4.2.3 Producing kernel Patches and Livepatch

Then generate the relevant Patch KO file and apply it to the kernel:

# /usr/local/bin/kpatch-build ip_vs_timer_v1.patch --skip-gcc-check --skip-cleanup -r The livepatch-ip_vs_timer_v1.ko file is generated in the current directory after compilation /usr/local/sbin/kpatch load livepatch-ip_vs_timer_v1.koCopy the code

Check the kernel log

$ dmesg -T
[Thu Dec  3 19:50:50 2020] livepatch: enabling patch 'livepatch_ip_vs_timer_v1'
[Thu Dec  3 19:50:50 2020] livepatch: 'livepatch_ip_vs_timer_v1': starting patching transition
[Thu Dec  3 19:50:50 2020] hotfix estimation_timer patched
Copy the code

So far, our Livepatch has successfully revised the invocation of estimation_Timer, and everything seems to be successful. You then use the funcgraph tool to see that the estimation_timer function is no longer present in the call relationship.

If you only set the function as an empty implementation, it is equivalent to closing the call of ESTIMation_timer. Even if you unload the Livepatch by command, the call of this function will not be restored. Therefore, it is recommended to set the call of the function 2s to an acceptable time range in the production environment. Say 5 minutes, so that after unload, the estimation_Timer call can resume after 5 minutes.

4.3 Precautions for Using KPatch

  • Kpatch is a KO kernel module generated based on the kernel version. You must ensure that the kernel version of the livePatch is the same as that of the compiler.

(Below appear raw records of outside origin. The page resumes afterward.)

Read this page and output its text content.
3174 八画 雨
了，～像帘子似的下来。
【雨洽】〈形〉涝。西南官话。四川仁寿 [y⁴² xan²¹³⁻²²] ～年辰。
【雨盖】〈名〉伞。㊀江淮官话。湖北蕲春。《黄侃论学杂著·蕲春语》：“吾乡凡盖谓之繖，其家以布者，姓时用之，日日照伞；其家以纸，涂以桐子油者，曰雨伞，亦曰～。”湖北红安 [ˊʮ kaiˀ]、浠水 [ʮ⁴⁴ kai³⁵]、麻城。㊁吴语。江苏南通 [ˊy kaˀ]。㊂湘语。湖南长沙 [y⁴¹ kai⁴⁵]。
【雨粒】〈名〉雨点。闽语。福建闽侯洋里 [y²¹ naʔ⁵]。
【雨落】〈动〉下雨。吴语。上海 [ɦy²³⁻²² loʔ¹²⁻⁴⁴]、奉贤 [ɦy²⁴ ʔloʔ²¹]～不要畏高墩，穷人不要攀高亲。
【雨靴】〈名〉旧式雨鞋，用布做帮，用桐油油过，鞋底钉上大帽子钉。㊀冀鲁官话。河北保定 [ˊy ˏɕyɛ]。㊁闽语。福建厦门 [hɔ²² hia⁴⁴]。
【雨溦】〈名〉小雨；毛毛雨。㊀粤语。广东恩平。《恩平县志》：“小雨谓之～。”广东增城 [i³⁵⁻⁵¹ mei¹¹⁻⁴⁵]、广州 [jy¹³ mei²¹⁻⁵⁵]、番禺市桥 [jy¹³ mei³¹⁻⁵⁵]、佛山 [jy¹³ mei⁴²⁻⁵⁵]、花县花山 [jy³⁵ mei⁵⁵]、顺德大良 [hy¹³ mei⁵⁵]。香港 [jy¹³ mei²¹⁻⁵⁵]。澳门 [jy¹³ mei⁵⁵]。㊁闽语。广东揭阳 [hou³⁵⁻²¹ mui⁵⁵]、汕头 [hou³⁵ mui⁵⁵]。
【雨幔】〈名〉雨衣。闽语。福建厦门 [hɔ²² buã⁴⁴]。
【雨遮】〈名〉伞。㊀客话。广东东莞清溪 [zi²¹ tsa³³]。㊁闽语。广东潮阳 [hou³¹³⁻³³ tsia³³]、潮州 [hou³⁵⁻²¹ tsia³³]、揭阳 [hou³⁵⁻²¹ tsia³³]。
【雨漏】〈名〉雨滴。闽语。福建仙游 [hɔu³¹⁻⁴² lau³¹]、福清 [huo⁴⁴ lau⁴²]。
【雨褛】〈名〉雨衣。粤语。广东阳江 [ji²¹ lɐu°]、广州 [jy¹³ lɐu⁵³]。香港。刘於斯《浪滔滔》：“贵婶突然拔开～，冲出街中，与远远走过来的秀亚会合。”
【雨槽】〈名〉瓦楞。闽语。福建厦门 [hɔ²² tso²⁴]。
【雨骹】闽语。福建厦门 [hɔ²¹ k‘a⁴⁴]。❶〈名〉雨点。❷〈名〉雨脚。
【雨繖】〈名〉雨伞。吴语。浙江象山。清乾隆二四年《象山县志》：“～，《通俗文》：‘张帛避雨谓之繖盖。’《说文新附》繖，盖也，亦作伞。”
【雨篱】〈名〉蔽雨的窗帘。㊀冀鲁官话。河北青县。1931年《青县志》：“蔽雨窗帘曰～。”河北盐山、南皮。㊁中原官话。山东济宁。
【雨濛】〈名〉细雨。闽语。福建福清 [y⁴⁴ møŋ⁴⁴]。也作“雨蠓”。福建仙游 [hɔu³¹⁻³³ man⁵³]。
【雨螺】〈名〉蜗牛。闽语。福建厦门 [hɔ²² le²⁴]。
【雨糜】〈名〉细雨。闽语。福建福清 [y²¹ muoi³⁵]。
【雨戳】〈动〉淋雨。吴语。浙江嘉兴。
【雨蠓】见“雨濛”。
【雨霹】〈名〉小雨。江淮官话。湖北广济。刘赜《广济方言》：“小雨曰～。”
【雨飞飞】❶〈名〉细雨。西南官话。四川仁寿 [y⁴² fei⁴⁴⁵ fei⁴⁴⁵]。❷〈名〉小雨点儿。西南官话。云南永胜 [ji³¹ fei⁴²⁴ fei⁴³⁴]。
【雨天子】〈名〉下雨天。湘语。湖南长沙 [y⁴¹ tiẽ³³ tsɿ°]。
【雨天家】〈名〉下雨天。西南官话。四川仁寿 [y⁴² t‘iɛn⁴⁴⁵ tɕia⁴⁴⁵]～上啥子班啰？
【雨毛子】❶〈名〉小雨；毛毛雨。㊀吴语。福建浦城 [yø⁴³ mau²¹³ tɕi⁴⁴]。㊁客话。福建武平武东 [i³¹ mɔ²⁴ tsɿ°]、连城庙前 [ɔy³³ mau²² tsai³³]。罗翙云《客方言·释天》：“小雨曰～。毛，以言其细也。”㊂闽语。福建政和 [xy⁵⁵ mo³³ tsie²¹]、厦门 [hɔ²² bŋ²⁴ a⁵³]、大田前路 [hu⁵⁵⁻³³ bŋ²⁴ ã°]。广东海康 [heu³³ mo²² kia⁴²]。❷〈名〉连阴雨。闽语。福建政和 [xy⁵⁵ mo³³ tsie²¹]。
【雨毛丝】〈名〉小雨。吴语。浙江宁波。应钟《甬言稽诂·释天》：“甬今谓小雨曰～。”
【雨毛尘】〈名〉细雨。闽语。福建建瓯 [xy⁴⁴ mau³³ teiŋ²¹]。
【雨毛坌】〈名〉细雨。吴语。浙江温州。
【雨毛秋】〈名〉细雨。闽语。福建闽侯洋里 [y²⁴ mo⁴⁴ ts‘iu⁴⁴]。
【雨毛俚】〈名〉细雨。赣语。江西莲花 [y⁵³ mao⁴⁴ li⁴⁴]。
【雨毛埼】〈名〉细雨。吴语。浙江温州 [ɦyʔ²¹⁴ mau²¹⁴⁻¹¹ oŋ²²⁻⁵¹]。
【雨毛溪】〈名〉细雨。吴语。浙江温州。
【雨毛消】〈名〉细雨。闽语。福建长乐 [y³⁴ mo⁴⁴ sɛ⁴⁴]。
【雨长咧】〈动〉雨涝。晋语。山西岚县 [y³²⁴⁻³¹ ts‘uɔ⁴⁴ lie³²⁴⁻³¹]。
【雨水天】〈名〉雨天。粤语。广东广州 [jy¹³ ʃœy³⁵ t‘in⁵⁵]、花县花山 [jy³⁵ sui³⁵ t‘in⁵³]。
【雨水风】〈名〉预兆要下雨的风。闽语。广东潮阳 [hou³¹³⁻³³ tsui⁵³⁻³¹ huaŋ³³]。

  • Use manual livepatch to fix the fault. If you want to ensure that the fault still takes effect after the machine is restarted, you need to enable the KPathC service through install.

    /usr/local/sbin/kpatch install livepatch-ip_vs_timer_v1.ko

    systemctl start kpatch

  • To perform livepatch on other machines, file kpatch, livepatch-ip_vs_timer_v1.ko, and kpatch.service (used to take effect after install and restart) are required.

5. To summarize

Network jitter problem, involving the application layer, the network protocol stack and the kernel operation mechanism in the aspects of the coordination, step by step a screening process to check, gradually narrowing the scope, in the whole process, with the right tools is essential, this problem in our screening process, the direction of the BPF technology screening for us has played a vital role. The emergence of BPF technology for our observation and tracking in the kernel, provides a more flexible data acquisition and data analysis ability, in a production environment we have it is widely used in the monitoring network at the bottom of the retransmission and jitter dimensions, such as increased enormously promoted our problems in emergent situations screening efficiency, hope more people can benefit from the BPF technology.